Conley also announced that his office today will formally drop murder charges against William Leyden, who had been charged with murdering his brother, John, in East Boston until another man confessed to the crime. William Leyden was charged based on forensic evidence and witness statements. Conley also apologized to Leyden and his family.

Boston Police Commissioner Kathleen O'Toole said at the same press conference that her review of the Powell case leads to the conclusion that a mistake was made, but not that the investigating detectives "did anything to frame Anthony Powell."

"I think they acted in good faith," she said. "But obviously the wrong man was convicted. That's a tragedy."
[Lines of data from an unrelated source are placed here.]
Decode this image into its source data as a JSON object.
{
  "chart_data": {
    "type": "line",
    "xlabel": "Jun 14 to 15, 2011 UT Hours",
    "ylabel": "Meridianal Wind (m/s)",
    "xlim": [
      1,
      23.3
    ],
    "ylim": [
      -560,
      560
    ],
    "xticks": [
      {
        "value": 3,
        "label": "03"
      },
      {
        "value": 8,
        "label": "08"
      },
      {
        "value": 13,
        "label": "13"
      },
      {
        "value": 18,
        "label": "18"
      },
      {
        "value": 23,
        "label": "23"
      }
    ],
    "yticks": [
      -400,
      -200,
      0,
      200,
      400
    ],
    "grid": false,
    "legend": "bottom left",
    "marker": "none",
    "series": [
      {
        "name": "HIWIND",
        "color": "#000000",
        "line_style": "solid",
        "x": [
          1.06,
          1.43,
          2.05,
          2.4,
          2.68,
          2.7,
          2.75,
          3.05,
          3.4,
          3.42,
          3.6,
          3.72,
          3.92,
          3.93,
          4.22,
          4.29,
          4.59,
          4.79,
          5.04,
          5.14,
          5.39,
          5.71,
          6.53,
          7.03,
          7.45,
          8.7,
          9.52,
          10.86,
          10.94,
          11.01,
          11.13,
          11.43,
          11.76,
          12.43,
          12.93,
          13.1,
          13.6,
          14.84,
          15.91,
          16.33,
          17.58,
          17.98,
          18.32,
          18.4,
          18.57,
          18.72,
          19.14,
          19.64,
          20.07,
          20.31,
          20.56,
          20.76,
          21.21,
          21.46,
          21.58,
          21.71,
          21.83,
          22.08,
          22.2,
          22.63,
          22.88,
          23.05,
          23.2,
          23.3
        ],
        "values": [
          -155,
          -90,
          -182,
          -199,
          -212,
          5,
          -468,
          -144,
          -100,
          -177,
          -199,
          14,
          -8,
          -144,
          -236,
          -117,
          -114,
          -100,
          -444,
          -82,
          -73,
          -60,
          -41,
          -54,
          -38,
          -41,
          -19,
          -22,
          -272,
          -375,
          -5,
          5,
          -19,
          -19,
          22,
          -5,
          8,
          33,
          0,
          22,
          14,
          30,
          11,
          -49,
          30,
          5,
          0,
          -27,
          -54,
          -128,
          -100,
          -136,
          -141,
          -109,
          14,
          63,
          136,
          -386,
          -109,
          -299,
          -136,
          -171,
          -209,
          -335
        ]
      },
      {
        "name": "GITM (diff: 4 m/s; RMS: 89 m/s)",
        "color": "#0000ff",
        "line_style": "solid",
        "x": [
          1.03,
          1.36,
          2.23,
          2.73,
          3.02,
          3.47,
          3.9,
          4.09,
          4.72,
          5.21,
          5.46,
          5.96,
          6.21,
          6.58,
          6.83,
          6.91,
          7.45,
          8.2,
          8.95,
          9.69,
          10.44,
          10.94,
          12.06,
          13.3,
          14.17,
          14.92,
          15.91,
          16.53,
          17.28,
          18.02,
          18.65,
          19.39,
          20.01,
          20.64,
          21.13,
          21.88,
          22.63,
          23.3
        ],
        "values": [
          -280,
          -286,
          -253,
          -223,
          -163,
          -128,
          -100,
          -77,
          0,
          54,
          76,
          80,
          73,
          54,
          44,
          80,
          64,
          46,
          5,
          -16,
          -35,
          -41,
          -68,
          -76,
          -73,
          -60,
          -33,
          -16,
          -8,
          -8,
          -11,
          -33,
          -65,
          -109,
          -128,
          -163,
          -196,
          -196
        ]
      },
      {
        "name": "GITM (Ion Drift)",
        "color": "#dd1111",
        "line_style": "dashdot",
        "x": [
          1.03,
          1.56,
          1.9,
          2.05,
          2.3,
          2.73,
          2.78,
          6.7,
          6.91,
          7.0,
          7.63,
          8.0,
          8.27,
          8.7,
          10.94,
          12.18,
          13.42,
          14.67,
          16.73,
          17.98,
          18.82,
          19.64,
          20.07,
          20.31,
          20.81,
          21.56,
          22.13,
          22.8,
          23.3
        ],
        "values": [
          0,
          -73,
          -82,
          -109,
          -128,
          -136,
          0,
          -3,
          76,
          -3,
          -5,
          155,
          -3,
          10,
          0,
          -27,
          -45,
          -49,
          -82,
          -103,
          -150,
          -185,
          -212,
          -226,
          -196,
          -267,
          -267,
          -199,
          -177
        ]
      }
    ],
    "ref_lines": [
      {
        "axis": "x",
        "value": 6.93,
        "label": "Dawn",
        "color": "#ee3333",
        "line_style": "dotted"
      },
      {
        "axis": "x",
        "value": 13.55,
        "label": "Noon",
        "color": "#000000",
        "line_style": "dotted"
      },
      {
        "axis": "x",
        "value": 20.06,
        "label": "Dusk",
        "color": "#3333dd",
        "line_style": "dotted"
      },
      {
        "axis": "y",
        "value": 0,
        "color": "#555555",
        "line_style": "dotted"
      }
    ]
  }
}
Conley and O'Toole announced that they have set up an interagency task force to scrutinize the identification procedures used by police and prosecutors, such as the photo array used in Powell's case, and the victim's eyewitness identification of Powell as her attacker. Conley said the task force report is due within a month. But he said he was not yet certain whether he would apply any lessons learned to old cases or simply use them in future investigations.

According to his family, Anthony Powell was released on the same day as a bittersweet anniversary: Yesterday would have been the 90th birthday of his grandmother, Doris Jones, who was killed in a fire in her family's Elmore Street home last October.

"She was waiting for him to come home," said Powell's mother, Cheryl, who then pointed skyward and said, "She was pushing for his release up there."